Haley Barbour - Governor of Mississippi – Barbour was elected only the second Republican governor of Mississippi since Reconstruction, with 53% of the vote, in 2003, and was re-elected in 2007. As a former lobbyist, he was able to win over a Democrat-led legislature to cut a $709 million deficit in half in a program he called Operation: Streamline. He is also strongly conservative, working with Republicans and conservative Democrats to tighten abortion laws in Mississippi. He could come from dark horse status and gain the Republican nomination.
Paul Ryan - Congressman from Wisconsin – widely known in small conservative circles for his “Roadmap for America’s Future.” Aside from having piercing blue eyes, he also stood up during a healthcare summit last year (in this video) and provided what some would consider convincing evidence against the healthcare “reform” bill, which the White House promptly ignored. A stellar speaker, he would have to contend with being an unknown, and is not likely to run in 2012.

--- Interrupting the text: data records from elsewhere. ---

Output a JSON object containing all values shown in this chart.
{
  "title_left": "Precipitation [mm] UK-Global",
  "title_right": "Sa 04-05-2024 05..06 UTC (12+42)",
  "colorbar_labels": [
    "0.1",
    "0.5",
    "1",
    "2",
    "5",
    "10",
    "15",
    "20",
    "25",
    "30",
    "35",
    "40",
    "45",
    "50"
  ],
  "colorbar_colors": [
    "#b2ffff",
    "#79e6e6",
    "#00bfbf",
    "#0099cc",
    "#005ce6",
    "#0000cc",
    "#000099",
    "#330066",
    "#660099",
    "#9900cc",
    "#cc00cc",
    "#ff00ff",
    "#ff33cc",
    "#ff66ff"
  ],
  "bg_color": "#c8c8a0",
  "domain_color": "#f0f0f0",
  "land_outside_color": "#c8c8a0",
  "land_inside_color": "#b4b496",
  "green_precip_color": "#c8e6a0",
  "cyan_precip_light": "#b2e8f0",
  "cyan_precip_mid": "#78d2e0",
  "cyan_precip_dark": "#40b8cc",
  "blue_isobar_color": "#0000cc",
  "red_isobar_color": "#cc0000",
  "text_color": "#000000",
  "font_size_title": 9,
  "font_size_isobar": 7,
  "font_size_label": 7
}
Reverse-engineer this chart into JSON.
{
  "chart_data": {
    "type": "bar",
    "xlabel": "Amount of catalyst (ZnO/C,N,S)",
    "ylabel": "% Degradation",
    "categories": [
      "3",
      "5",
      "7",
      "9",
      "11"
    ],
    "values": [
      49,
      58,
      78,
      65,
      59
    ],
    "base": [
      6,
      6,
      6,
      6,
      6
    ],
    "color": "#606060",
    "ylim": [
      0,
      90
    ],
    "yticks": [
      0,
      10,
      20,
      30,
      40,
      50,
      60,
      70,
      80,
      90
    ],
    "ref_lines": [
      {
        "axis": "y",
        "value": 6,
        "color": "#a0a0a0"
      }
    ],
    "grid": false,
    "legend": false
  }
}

Mike Pence - Congressman from Indiana – he ran the House Republican Conference since 2008, and he’s been a conservative darling. However, he would have to run as an unknown (has anyone ever heard of Mike Pence?), and he would have to run as a member of the U.S. House. Do you know how many House members have become President? Does anyone remember Dick Gephardt?
Rolland Burris - former Senator from Illinois – never underestimate the ego of this former appointed Senator from Illinois. He was the only person that was willing to be appointed by convicted former governor Rod Blagojevich, so I don’t think he’d have a problem switching parties to run for President. Also, he probably believes in his addled mind that he could be elected if he ran as a Republican.
Can you think of any others that should be added to this list? Which of these would you vote for? Which of these candidates can beat President Obama?